Twitter’s hack was one of the most large-scale social media attacks to date, with over 130 high-profile accounts targeted. While many social media users remain tentative about the identity of those behind the blue check handles, professionals in our industry are trying to get to the bottom of the attack. CNN Business wrote, “With the level of access they enjoyed, the hackers could have triggered a sell-off in the financial markets, issued fake policy pronouncements or disrupted entire presidential campaigns.”

We also learned this week that “Not only were Russian operatives trying to steal information about the development of a coronavirus vaccine, but it was being done by the same Russian intelligence unit that hacked into the Democratic National Committee back during the 2016 presidential election,” according to PBS and multiple news sites.

While these are both stories worth following, let’s take a look at what else happened in our industry.

July 17: Colorado State University announced a new Bachelor of Science in Cybersecurity program, which was, “developed in alignment with leading industry-recognized certifications,” Security Magazine reported.

July 17: Clearance Jobs warned that malicious actors continue to use phishing attacks to scam people into sharing their personal data, and encouraged travelers to use multi-factor authentication and refrain from clicking on links.

July 16: Federal News Network reported, “lawmakers on the Cyberspace Solarium Commission urged members of the House Oversight and Government Reform Committee to pass legislation that would bring back and strengthen the national cybersecurity coordinator position the White House scrapped two years ago.”

July 16: Arizona, Louisiana, Massachusetts and Texas are fours states that have signed on to a pilot program led by Johns Hopkins University and will be implementing Security Orchestration, Automation and Response (SOAR) tools developed by the Applied Physics Laboratory to automate “the more repetitive tasks of cybersecurity.”

July 16: Christopher Krebs, Director at the Cybersecurity and Infrastructure Security Agency (CISA), “directed agencies to apply the July 2020 Security Update for Windows Servers running DNS (CVE-2020-1350), or the temporary registry-based workaround if patching is not possible within 24 hours.

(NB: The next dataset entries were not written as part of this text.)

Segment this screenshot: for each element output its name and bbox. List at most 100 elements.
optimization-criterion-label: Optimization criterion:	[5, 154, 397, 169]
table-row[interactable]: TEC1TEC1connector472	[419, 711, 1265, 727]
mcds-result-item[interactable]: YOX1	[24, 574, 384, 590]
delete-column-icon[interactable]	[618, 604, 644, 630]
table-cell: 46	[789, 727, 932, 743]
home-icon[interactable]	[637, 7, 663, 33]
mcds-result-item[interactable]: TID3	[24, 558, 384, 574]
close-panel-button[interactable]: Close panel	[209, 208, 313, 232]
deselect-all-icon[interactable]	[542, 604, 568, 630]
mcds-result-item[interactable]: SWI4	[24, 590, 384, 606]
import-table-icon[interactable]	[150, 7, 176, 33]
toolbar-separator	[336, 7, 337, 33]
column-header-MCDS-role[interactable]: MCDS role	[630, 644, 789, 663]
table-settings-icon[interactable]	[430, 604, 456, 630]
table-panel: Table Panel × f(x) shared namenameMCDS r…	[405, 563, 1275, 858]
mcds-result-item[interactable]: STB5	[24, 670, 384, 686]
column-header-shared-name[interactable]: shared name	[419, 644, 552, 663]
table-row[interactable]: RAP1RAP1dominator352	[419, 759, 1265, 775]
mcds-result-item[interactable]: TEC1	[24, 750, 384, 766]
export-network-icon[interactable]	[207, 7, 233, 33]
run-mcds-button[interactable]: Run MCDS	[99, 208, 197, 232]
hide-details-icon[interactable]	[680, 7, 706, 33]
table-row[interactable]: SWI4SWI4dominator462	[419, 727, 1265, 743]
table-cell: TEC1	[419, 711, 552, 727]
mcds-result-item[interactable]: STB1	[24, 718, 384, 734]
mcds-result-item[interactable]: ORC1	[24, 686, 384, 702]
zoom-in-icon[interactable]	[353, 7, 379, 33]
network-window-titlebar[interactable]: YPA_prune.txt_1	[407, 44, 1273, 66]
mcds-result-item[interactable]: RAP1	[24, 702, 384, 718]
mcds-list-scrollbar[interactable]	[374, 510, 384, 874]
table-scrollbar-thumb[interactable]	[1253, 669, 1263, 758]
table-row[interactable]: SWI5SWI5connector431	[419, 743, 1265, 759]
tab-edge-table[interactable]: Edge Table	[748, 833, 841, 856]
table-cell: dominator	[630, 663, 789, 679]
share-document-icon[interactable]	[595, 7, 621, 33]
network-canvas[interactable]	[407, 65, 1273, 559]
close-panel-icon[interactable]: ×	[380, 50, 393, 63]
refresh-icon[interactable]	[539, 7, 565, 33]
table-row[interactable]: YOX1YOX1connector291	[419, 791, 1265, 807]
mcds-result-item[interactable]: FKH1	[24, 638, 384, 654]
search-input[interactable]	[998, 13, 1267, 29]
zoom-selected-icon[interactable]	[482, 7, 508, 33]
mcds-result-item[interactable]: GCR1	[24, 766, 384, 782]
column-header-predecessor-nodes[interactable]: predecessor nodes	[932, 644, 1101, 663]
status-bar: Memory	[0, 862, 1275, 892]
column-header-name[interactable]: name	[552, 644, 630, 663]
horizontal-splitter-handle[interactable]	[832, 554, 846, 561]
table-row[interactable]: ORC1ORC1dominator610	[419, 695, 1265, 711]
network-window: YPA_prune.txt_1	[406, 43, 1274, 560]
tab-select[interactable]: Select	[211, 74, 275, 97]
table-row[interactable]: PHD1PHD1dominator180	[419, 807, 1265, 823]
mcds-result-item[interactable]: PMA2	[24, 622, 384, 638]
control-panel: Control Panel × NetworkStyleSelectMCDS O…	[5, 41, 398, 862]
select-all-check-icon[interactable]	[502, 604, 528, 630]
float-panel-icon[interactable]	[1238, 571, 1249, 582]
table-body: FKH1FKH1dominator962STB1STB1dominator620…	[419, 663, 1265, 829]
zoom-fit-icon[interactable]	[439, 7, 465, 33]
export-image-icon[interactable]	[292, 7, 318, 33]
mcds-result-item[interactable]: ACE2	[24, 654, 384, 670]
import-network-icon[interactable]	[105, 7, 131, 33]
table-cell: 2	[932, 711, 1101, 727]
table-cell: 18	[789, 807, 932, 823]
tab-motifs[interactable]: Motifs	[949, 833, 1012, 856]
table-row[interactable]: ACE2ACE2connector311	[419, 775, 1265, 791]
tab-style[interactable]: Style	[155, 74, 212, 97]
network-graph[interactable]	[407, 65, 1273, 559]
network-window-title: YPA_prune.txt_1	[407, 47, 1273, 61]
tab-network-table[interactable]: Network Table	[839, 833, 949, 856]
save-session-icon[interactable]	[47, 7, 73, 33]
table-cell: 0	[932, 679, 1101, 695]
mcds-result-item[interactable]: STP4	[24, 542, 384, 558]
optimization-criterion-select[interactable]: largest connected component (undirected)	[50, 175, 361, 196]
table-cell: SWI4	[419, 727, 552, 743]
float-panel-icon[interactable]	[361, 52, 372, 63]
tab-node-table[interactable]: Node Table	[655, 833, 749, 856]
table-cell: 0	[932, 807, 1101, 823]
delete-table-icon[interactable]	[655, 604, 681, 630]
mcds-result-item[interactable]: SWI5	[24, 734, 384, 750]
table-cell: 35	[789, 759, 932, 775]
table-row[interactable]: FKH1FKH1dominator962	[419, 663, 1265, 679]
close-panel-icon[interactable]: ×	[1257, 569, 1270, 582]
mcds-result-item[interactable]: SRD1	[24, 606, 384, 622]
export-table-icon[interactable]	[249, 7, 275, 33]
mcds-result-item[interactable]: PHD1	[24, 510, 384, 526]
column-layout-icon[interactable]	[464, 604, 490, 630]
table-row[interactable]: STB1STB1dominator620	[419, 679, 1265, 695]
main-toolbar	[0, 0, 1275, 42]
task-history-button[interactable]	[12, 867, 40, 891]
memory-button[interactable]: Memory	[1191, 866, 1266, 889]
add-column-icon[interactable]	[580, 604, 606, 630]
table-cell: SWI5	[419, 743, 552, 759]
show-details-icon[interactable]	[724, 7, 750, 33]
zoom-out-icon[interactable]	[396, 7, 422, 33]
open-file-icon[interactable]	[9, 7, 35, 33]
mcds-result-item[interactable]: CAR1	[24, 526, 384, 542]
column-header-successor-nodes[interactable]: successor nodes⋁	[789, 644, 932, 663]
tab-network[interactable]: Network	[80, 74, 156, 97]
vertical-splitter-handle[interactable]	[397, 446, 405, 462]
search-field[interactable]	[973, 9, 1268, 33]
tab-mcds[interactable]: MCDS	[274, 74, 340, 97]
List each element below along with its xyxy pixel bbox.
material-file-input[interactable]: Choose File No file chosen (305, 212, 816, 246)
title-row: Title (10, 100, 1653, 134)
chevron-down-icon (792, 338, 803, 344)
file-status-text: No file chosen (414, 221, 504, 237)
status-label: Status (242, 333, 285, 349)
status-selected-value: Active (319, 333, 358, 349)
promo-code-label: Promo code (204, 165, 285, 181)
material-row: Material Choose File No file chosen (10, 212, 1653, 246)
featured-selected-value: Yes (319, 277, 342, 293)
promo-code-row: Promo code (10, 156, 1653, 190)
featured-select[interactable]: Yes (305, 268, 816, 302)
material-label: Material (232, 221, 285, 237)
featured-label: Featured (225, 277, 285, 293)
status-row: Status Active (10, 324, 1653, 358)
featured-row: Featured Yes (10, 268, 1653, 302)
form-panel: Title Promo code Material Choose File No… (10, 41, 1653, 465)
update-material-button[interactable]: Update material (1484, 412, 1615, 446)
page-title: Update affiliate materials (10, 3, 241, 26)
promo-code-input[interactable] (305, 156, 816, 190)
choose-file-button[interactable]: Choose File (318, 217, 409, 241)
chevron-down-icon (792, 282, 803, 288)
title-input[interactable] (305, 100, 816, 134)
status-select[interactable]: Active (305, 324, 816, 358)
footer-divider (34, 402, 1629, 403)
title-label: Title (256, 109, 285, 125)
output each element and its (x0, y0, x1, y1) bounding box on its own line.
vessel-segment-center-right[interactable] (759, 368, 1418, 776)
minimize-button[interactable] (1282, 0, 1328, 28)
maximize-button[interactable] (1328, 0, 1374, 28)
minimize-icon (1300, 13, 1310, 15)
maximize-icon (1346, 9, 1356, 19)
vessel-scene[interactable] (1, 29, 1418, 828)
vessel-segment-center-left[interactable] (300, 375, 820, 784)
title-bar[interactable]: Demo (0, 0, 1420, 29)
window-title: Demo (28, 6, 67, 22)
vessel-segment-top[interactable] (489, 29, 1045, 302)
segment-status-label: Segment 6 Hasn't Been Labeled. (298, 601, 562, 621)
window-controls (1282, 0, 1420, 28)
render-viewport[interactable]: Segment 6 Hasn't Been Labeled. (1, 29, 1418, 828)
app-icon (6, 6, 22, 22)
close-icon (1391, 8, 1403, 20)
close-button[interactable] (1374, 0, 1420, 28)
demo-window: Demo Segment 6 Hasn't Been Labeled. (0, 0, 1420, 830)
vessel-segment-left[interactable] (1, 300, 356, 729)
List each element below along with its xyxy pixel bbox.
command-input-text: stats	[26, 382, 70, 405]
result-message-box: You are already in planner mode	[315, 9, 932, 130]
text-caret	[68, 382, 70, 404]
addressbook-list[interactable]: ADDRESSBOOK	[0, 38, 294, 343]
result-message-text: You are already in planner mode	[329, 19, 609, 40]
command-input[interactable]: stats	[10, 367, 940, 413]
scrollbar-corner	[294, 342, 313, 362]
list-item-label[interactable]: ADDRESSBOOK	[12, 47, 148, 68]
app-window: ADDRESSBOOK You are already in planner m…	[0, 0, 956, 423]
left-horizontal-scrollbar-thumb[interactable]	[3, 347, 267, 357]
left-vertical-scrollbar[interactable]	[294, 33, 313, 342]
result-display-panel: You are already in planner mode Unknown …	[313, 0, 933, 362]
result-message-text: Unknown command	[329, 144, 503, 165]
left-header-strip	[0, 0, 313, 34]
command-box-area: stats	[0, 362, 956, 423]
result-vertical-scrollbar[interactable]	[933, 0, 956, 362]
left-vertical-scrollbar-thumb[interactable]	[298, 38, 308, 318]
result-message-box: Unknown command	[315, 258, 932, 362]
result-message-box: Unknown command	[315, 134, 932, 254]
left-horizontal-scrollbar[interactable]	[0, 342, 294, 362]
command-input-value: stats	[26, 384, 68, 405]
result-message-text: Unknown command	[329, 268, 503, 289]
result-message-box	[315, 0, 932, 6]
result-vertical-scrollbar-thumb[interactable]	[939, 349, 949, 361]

The software update addresses a significant vulnerability where a remote attacker could exploit it to take control of an affected system and run arbitrary code in the context of the Local System Account.”

July 15: During a virtual event on national security hosted by The Hill, Secretary of State Mike Pompeo said he is confident that foreign adversaries will interfere in the 2020 US elections.

July 14: ZDNet reported, “The MGM Resorts 2019 data breach is much larger than initially reported, and is now believed to have impacted more than 142 million hotel guests.”

July 14: Trend Micro has teamed up with Girls in Tech to provide cybersecurity training to young women and girls across the globe.

July 13: A security researcher at Independent Security Evaluators, “uncovered several Common Vulnerabilities and Exposures or CVEs—a system used by security professionals to reference publicly known cybersecurity vulnerabilities,” Motherboard reported.